Id. at 188-89, 94 S.Ct. 2940 (footnote omitted).

By expanding the definition of an Article III “Case” or “Controversy,” the majority increases federal judicial power at the expense of that of the political branches. I dissent from the majority’s unwarranted erosion of the standards for constitutional standing.

. I note that we are reviewing the district court's entry of summary judgment in favor of Jurnove and his co-plaintiffs. This fact determines our standard of review: "while a motion to dismiss may be decided on the pleadings alone, construed liberally in favor of the plaintiff, a motion for summary judgment by definition entails an opportunity for a supplementation of the record, and accordingly a greater showing is demanded of the plaintiff.” Wilderness Society v. Griles, 824 F.2d 4, 16 (D.C.Cir.1987) (finding plaintiffs’ allegations in summary judgment context to be insufficiently specific to meet their burden of establishing constitutional standing); see also Simon v. Eastern Ky. Welfare Rights Org., 426 U.S. 26, 45 n. 25, 96 S.Ct. 1917, 48 L.Ed.2d 450 (1976) (acknowledging that a complaint’s standing allegations "withstood a motion to dismiss, although [they] might not have survived challenge on a motion for summary judgment”). Jurnove’s affidavit was submitted in support of his motion for summary judgment. Rule 56(e) of the Federal Rules of Civil Procedure requires such affidavits to be “made on personal knowledge; [to] set forth such facts as would be admissible in evidence, and [to] show affirmatively that the affiant is competent to testify to the matters stated therein.” Fed.R.Civ.P. 56(e). Clearly, Jurnove would not have been permitted to testify about the conclusions of USDA examiners (that the Game Farm was in compliance with regulations) because those conclusions are hearsay and not based on Jurnove’s personal knowledge. However, because the government never filed a motion to strike the hearsay portions of Jurnove’s affidavit, it waived its objections to them, and we may appropriately consider them now in the absence of a "gross miscarriage of justice.” See 10B Charles Alan Wright, Arthur R. Miller & Mary Kay Kane, Federal- Practice and Procedure § 2738, at 372-73 (1998).

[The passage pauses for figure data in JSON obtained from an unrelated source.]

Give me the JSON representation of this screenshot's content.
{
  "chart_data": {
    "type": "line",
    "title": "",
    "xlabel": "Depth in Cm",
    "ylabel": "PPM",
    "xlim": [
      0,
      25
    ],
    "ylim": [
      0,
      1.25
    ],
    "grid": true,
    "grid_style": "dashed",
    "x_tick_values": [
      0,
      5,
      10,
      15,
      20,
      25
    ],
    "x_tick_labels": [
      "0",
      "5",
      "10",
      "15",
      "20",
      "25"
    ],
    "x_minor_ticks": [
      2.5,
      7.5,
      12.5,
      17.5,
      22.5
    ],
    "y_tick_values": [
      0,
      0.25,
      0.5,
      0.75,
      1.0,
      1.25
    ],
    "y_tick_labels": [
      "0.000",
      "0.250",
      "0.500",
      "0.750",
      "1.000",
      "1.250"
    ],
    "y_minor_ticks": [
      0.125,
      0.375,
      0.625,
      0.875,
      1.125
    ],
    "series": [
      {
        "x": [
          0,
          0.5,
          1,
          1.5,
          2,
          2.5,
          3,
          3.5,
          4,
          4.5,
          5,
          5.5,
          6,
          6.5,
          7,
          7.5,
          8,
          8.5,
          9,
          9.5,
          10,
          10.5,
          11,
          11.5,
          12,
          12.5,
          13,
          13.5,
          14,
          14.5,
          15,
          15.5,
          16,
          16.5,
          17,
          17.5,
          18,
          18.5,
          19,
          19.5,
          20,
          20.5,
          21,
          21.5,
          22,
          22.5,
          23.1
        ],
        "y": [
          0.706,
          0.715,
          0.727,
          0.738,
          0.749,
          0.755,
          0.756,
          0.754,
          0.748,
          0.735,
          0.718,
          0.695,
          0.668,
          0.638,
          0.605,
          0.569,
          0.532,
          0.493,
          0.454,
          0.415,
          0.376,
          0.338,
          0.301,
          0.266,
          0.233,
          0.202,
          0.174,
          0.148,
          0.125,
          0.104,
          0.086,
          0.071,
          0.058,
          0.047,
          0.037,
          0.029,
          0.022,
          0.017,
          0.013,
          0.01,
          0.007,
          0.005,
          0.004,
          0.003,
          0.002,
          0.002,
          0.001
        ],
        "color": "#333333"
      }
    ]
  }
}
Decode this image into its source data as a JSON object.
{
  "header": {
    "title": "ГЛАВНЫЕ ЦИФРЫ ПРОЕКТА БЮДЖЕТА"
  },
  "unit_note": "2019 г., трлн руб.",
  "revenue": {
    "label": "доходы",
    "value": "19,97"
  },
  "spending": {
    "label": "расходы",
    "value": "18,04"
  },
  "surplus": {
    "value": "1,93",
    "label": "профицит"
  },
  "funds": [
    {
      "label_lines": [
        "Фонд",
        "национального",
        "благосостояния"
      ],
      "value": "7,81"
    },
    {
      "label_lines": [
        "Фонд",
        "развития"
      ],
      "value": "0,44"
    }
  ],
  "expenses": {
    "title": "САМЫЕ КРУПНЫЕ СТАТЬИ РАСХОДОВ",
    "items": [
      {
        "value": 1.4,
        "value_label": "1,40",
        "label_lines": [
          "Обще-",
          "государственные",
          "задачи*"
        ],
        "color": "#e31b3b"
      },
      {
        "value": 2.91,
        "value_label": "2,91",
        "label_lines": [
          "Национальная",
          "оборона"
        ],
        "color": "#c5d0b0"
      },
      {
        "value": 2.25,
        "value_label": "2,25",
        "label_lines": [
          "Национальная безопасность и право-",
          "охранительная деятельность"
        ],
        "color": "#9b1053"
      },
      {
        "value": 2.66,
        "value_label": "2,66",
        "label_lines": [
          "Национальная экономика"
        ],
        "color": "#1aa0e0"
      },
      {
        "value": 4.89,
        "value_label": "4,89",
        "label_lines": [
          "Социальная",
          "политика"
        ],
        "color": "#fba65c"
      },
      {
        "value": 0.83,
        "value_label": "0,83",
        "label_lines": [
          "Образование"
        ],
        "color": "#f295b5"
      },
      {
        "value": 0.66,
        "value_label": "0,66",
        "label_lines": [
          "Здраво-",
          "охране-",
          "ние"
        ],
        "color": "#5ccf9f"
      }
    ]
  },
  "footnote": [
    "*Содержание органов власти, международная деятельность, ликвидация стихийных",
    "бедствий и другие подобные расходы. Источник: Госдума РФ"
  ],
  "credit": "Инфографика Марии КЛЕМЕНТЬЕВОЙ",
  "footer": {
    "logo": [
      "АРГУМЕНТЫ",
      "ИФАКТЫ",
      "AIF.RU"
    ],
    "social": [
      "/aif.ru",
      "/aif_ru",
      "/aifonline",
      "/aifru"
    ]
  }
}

. The majority suggests, without record citation, that appellant’s concern is not with bribery, but rather "that the regulation gives exhibitors too much leeway to shop around for a compliant veterinarian and that placing such broad and unguarded discretion in the hands of the veterinarian in an exhibitor's own employ is an insufficient safeguard to protect primate well being.” Majority at 438-39. This does not change the applicable analysis. A claim of authorization through wide discretion is effectively the same as (or close enough to) authorization through failure to forbid as to fall far outside of the kind of express authorization required for Article III causation.

. The majority concludes that Jurnove has established prudential standing, as well as constitutional. Because I do not believe Jurnove has established constitutional standing, I find it un-necessaiy to address prudential standing here.